The other person took an extreme route. She’s more familiar with the contract interface than her phone’s home screen. Using 10x leverage as her basic operation, she dares to open 20x. When the market is good, her daily earnings exceed what most people make in three months. I’ve even seen her turn 2000U of principal into a 150,000 account, and she cheered loudly in a bar at the time.
But this kind of glory didn’t last two months. Later, she chased three consecutive contrarian trades with high leverage, lost control of her positions, and got liquidated in just three days. The account was wiped out. She herself was quite philosophical about it: "Contracts are essentially a game of risking life for money. If you dare to play, you must accept the possibility of losing everything."

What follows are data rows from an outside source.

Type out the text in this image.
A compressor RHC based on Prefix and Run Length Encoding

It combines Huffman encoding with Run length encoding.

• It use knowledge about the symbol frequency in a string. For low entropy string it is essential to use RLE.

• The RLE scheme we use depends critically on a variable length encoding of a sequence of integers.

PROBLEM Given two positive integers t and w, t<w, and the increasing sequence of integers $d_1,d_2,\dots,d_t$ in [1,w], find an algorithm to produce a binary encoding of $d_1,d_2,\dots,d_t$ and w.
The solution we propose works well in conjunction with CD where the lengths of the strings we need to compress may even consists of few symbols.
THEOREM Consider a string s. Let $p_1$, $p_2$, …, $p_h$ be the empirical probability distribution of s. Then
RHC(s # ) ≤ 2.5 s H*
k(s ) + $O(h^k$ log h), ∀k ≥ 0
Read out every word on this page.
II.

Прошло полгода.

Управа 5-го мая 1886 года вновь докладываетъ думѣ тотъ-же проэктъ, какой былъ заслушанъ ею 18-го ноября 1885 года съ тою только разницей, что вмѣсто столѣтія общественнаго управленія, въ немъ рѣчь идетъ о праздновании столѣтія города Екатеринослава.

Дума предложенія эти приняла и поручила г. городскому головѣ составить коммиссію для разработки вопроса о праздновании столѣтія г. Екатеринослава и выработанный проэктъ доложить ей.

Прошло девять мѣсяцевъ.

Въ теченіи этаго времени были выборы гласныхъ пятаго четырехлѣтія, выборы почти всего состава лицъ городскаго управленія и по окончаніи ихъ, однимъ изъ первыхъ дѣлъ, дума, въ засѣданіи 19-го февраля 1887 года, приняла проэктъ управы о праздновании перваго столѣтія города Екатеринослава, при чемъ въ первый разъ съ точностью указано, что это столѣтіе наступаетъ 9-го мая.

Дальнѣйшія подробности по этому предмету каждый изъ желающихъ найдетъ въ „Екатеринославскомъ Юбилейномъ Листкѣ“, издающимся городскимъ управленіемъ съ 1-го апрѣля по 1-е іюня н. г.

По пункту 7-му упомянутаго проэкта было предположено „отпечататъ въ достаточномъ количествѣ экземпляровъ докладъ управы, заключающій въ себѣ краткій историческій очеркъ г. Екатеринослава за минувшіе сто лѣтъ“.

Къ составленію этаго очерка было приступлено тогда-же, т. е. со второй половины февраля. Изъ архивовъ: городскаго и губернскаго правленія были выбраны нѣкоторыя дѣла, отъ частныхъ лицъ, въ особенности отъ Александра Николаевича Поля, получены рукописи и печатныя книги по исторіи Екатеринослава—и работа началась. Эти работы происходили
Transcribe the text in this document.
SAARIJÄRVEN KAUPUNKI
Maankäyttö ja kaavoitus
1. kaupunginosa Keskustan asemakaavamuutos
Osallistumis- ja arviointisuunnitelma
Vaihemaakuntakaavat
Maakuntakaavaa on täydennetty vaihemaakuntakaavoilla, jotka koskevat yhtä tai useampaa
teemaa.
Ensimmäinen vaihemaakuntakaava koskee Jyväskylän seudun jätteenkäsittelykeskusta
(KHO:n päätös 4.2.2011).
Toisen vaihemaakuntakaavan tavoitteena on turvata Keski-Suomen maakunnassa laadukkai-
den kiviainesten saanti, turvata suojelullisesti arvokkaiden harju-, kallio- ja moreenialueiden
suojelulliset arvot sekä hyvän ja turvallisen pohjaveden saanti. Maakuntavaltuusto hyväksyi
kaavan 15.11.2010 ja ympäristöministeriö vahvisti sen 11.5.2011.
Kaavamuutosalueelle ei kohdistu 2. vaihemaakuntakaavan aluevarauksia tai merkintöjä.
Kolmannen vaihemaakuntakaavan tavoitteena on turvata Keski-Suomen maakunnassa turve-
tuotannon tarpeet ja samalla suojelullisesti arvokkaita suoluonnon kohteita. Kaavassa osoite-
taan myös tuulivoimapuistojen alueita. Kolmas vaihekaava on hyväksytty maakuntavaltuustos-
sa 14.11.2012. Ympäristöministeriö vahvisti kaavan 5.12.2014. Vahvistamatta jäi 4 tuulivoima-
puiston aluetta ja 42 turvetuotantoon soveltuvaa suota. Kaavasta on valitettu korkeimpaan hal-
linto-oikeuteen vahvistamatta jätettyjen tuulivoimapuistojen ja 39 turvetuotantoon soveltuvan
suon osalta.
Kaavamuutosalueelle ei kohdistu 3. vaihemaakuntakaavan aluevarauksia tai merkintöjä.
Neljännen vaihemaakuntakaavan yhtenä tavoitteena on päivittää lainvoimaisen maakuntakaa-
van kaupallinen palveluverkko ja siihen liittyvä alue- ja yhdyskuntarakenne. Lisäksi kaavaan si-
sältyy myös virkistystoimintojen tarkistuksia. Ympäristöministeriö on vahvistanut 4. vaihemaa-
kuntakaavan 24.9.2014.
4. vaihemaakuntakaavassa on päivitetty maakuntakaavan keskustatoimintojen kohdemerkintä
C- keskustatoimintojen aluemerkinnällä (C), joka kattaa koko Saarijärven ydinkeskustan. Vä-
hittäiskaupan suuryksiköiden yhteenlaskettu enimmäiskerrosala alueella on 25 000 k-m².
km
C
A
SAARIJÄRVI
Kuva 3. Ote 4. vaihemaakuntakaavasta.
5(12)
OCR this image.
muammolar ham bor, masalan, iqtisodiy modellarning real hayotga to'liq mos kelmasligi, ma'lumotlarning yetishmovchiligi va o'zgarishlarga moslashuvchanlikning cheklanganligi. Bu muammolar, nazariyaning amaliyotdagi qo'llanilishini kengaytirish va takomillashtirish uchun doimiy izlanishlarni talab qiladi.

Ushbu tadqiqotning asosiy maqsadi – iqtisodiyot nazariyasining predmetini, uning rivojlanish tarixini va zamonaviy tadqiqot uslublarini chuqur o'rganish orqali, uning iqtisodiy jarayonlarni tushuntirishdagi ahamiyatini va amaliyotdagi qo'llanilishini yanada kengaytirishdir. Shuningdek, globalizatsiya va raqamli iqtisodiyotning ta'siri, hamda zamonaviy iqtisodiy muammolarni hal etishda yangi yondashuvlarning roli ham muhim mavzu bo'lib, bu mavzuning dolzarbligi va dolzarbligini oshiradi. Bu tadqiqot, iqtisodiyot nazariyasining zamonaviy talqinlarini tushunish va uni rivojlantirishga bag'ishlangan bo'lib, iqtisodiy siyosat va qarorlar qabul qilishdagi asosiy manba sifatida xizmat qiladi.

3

After being in this market for a long time, those who truly make money rarely choose only one path. The strategies of experts are generally consistent: use most of the funds for spot trading as a base and for stable income, maintaining a steady pace like the first friend; then, when clear opportunities arise, allocate small leveraged contracts to catch swings, taking quick profits and exiting immediately. A balanced approach of stability and risk-taking is necessary.
My advice is straightforward: first, ask yourself if you can withstand your account being wiped out overnight. If you can handle this psychological pressure and your technical skills are solid, then you can try contracts. But if you just want to make steady money and are afraid of losses causing insomnia, the safest choice is to focus on spot trading.
What’s the biggest fear? Seeing others make money and blindly following, or opening contracts recklessly without understanding the market. People like this often have chaotic rhythms. In the crypto world, if you don’t understand strategies or lack a plan, you really won’t get far.
No matter which direction you choose, the most important thing is to be clear about your own strength and psychological bottom line—don’t push yourself too hard. Because only by staying alive and keeping an account can you seize the next real market opportunity.